City museum chief and Fasnacht enthusiast Tobias Engelsing told the local periodical Seemoz that composing the songs became "part of the post-war strategy of this Nazi perpetrator."

Several hundred local online petitioners, however, sought during February to differentiate between the historical person Hermann and his repertoire of songs "sung for decades at Constance's Fasnacht" in what is now Baden-Württemberg state.

Last September, Engelsing told the Südkurier newspaper that this bid to separate a person's life and works had also been used by apologists "again and again," in reference to composer Richard Wagner and his anti-Semitism.

'Blood and soil'

Klöcker told DLF that Hermann, originally from Stochach, a town just north of Constance, had begun his Nazi career in the then-Baden Gau [region] as a propagandist.

"It was about blood and soil ... He [Hermann] played a decisive role in supporting and formulating the ideology of National Socialism in Baden," Klöcker told DLF.

By September 1943, Hermann was stationed as a Wehrmacht soldier on the Greek island of Cephalonia, where both German and Italian units were located.

Italy, which had previously been allied with Nazi Germany under dictator Benito Mussolini, had just surrendered under the so-calledCassibile Armistice treaty that was signed with Allied commanders on Sicily and made public on September 8, 1943.

Two weeks later on Cephalonia, 12,000 Italian troops keen to return home by ship instead ended up battling reinforced German Wehrmacht units, who were ordered not to take prisoners over Italy's defection from its previous pact with Hitler-led Germany.

Between 2,500 and 5,000 Italian soldiers, many who had just surrendered, were gunned down by German mountain infantry troops, according to a Spiegel magazine dossier published last September.

Hermann 'in the midst'

Klöckner told DLF: "He [Hermann] was right in the midst of the fighting. Under present-day terms, he would have been indicted for aiding and abetting murder. We must be aware of this."

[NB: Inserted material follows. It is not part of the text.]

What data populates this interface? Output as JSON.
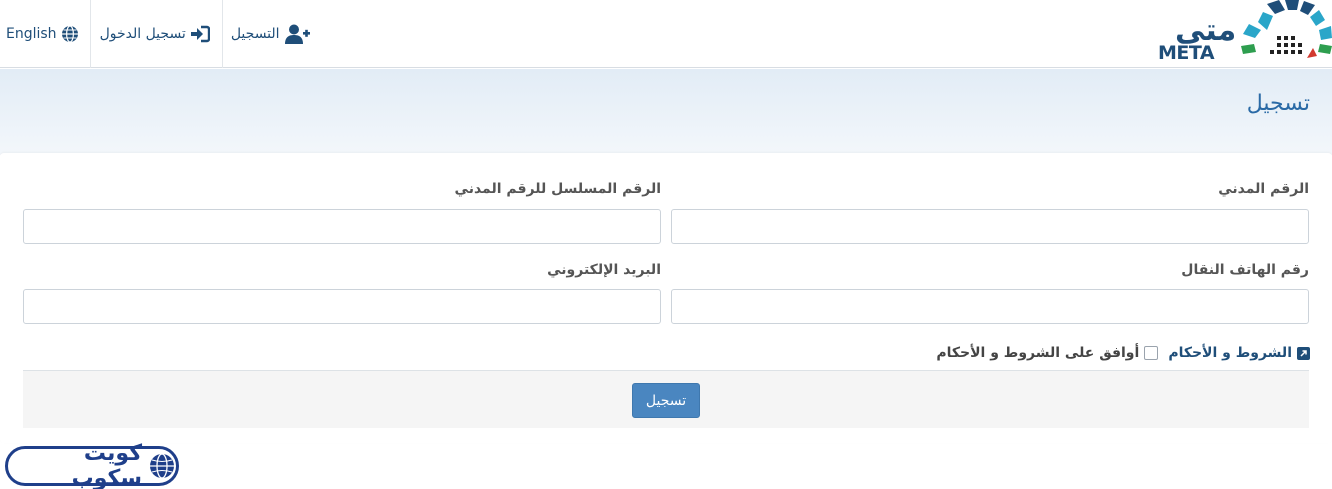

In similar coverage, the Stuttgarter Zeitung newspaper last August reported that during German post-war investigations in the 1960s, Hermann claimed his unit was coerced by the German mountain infantry on its flanks into approaching the Italians but "could no longer remember shootings."

Moral appeal

Asked about the several hundred Constance residents who, according to DLF, were still loyal to Hermann's songs, Böhler said his club had made its decision but could not enforce a general prohibition.

Everyone had to ask him or herself, said Böhler, "whether I can live with the fact that someone is jointly responsible for 5,000 shootings on Cephalonia and still continue to sing his songs, or I just cannot do so, as we have decided."

In 2013, an Italian military court convicted in absentia another former Wehrmacht soldier, Alfred Stork, over his role in the execution squad shootings of 117 Italian officers on Cephalonia on September 24, 1943.